Everton the highest payers when League football kicked off in 1888
Because they were the best-supported club, Everton had been able to attract Nick Ross from Preston North End. It is believed that he was being paid £10 a month, twice what other top players were receiving at £1.25 a week, or 25 shillings. This was around 25 per cent greater than the average working wage, considerably less than what the top players earn today, but as playing football for a living was much better than working down the pit or a dusty factory, few players would have bemoaned their luck.
Other Earning Opportunities
Although there was no corporate sponsorship of football in 1888 – the first competition to negotiate a sponsorship deal was the League Cup ninety-four years later – some players did benefit from the growing commercial appeal of the game. Ross’s teammate George Dobson was an agent for R. Mercer of Bolton, who was famous for manufacturing football goods for many years.

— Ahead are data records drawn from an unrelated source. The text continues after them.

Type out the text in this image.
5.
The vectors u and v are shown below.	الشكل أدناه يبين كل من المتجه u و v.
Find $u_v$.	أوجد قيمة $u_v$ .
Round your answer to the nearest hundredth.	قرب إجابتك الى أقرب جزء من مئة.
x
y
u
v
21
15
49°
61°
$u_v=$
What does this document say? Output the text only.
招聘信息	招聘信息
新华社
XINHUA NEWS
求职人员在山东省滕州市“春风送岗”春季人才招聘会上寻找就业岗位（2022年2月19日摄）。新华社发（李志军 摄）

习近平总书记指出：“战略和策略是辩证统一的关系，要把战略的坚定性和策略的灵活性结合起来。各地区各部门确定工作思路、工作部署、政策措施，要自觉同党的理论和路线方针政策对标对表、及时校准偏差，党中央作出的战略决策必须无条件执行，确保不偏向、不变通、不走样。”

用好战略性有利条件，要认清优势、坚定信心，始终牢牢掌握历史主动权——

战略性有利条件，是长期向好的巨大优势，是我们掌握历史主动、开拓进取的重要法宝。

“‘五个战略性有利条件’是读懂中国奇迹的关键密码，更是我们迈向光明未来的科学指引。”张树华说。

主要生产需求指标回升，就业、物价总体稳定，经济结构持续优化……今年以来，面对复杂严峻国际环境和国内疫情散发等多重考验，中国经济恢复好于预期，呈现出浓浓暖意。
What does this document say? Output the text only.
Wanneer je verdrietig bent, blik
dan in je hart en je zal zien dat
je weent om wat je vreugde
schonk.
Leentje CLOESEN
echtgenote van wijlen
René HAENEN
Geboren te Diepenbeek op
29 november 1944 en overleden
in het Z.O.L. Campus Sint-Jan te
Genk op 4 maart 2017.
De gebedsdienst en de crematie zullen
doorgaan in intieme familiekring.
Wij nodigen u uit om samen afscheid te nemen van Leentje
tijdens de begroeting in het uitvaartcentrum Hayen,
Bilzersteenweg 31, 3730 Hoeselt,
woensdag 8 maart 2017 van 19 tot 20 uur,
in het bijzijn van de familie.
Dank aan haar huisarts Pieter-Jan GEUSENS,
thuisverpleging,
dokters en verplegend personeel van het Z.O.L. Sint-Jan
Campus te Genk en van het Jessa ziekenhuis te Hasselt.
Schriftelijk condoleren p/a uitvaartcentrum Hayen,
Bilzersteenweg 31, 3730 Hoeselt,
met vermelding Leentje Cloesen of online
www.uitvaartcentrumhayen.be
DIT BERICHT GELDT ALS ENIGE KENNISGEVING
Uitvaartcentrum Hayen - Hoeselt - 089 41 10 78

Another Evertonian, Frank Sugg, was even more successful. The international cricketer, who was a brilliant all-round sportsman who also took part in weightlifting, swimming, shotput, billiards and rifle shooting, opened a sports shop in Liverpool with his younger brother Frank in 1894.
Over the years, more shops were added and although the brothers split commercially in 1927, they both remained in business until they died within days of each other in 1931. The final link with the business[es] only came to an end in January 2001 when it was announced that ‘Sugg Sport is to close its eleven sports stores with the loss of 118 jobs’.